People need good reasons to act eco-friendly

People say they care about the environment all the time. They eat organic or even vegan food. But in everyday life, their beliefs are not translated into behaviour, as the research of Martijn Keizer shows.

There is a disconnect between what people say and what they do, Keizer says. The researcher, who specialises in consumer behaviour and social psychology, will receive his PhD in social sciences this month. ‘During our research, people were asked if they care about the environment. The data says they do, and most people think it’s right to care, too. However, we found that in real life, there is no action.’

Internal decisions

Keizer has been investigating different motives people have when choosing whether or not to act pro-environmentally. His research also demonstrates how motivation can easily be lost due to simple changes, such as an increase in the price of organic food. People will only act pro-environmentally if you give them good reason to do so, Keizer says.

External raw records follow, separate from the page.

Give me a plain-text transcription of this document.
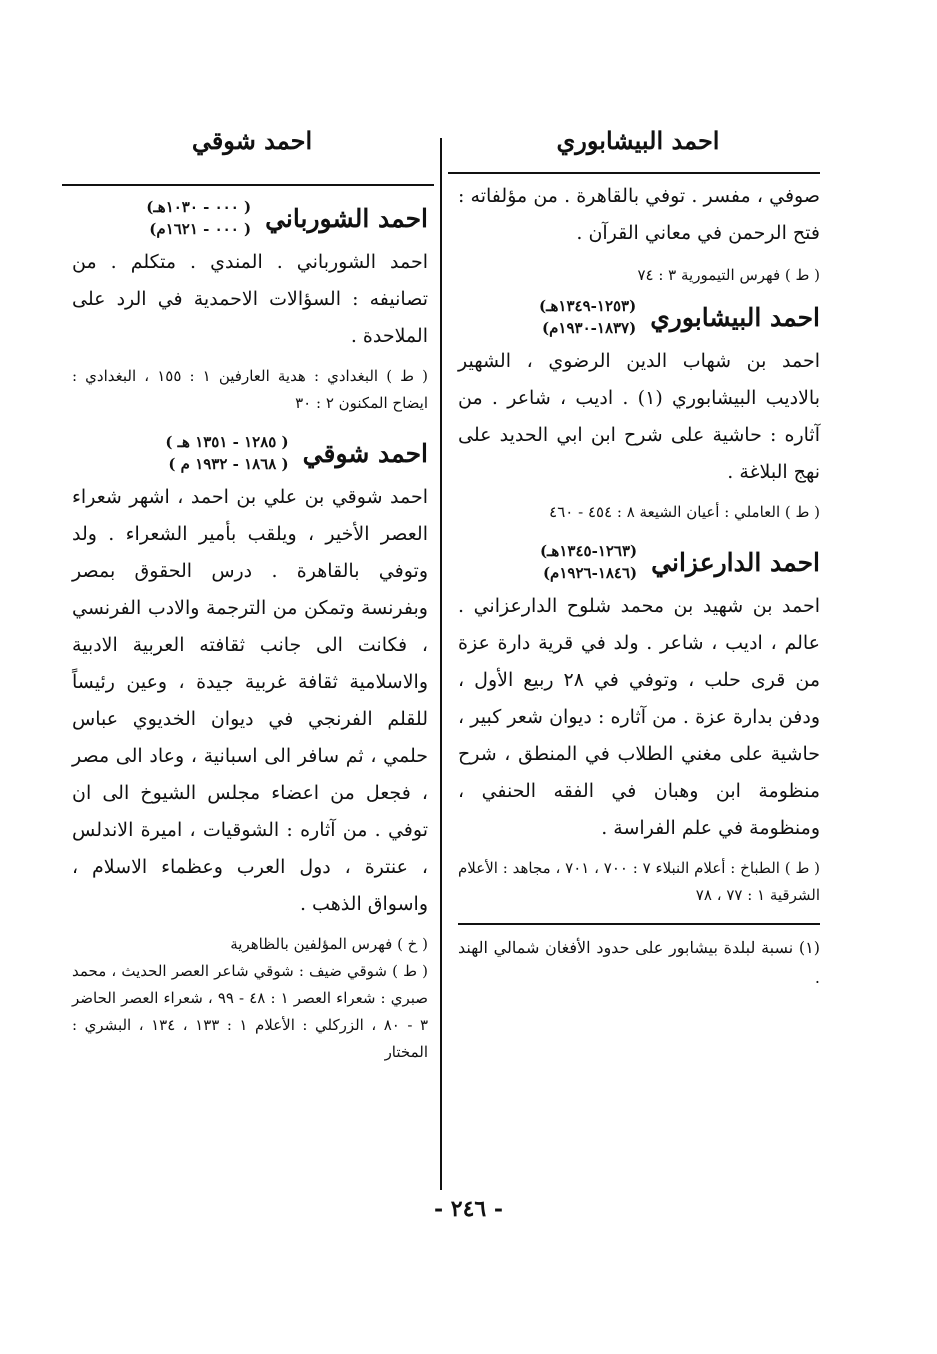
احمد البيشابوري
احمد شوقي

صوفي ، مفسر . توفي بالقاهرة . من مؤلفاته : فتح الرحمن في معاني القرآن .

( ط ) فهرس التيمورية ٣ : ٧٤

احمد البيشابوري
(١٢٥٣-١٣٤٩هـ)
(١٨٣٧-١٩٣٠م)

احمد بن شهاب الدين الرضوي ، الشهير بالاديب البيشابوري (١) . اديب ، شاعر . من آثاره : حاشية على شرح ابن ابي الحديد على نهج البلاغة .

( ط ) العاملي : أعيان الشيعة ٨ : ٤٥٤ - ٤٦٠

احمد الدارعزاني
(١٢٦٣-١٣٤٥هـ)
(١٨٤٦-١٩٢٦م)

احمد بن شهيد بن محمد شلوح الدارعزاني . عالم ، اديب ، شاعر . ولد في قرية دارة عزة من قرى حلب ، وتوفي في ٢٨ ربيع الأول ، ودفن بدارة عزة . من آثاره : ديوان شعر كبير ، حاشية على مغني الطلاب في المنطق ، شرح منظومة ابن وهبان في الفقه الحنفي ، ومنظومة في علم الفراسة .

( ط ) الطباخ : أعلام النبلاء ٧ : ٧٠٠ ، ٧٠١ ، مجاهد : الأعلام الشرقية ١ : ٧٧ ، ٧٨

(١) نسبة لبلدة بيشابور على حدود الأفغان شمالي الهند .

احمد الشورباني
( ٠٠٠ - ١٠٣٠هـ)
( ٠٠٠ - ١٦٢١م)

احمد الشورباني . المندي . متكلم . من تصانيفه : السؤالات الاحمدية في الرد على الملاحدة .

( ط ) البغدادي : هدية العارفين ١ : ١٥٥ ، البغدادي : ايضاح المكنون ٢ : ٣٠

احمد شوقي
( ١٢٨٥ - ١٣٥١ هـ )
( ١٨٦٨ - ١٩٣٢ م )

احمد شوقي بن علي بن احمد ، اشهر شعراء العصر الأخير ، ويلقب بأمير الشعراء . ولد وتوفي بالقاهرة . درس الحقوق بمصر وبفرنسة وتمكن من الترجمة والادب الفرنسي ، فكانت الى جانب ثقافته العربية الادبية والاسلامية ثقافة غربية جيدة ، وعين رئيساً للقلم الفرنجي في ديوان الخديوي عباس حلمي ، ثم سافر الى اسبانية ، وعاد الى مصر ، فجعل من اعضاء مجلس الشيوخ الى ان توفي . من آثاره : الشوقيات ، اميرة الاندلس ، عنترة ، دول العرب وعظماء الاسلام ، واسواق الذهب .

( خ ) فهرس المؤلفين بالظاهرية

( ط ) شوقي ضيف : شوقي شاعر العصر الحديث ، محمد صبري : شعراء العصر ١ : ٤٨ - ٩٩ ، شعراء العصر الحاضر ٣ - ٨٠ ، الزركلي : الأعلام ١ : ١٣٣ ، ١٣٤ ، البشري : المختار

- ٢٤٦ -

For example, Keizer researched people who commute to work, both short and long distance, by car. Both groups were asked about pro-environmental practices, like using a bike, public transport, or buying a more eco-friendly car. While short-distance drivers agreed to consider the possibility of using green transport, the long-distance drivers were not willing to change their behaviour that easily.

Eating insects

A similar principle applies to eating insects as a meat substitute. This source of protein has been proven to be good for both your health and the planet, and Jumbo in Groningen has even recently begun selling foods made from insects. However, the price for a small box is simply too high: while most vegetarian alternatives cost about 3 euros, bitterballen made from bugs cost more than 6 euros.

‘You can tell people that eating insects might be good for the environment, but if it’s expensive, no one is going to try’, Keizer says. ‘It is not realistic. The same happens with organic and biological food. When it’s too expensive, people get annoyed and don’t act on their norms anymore.’


So, if you want to change anything, it shouldn’t be people’s opinions, as Keizer discovered. ‘Many people already care about the environment and are willing to act pro-environmentally. However, the costs of doing so are simply too high in many cases. Reducing these costs is a more effective way of promoting pro-environmental behaviour than trying to change peoples’ opinions’.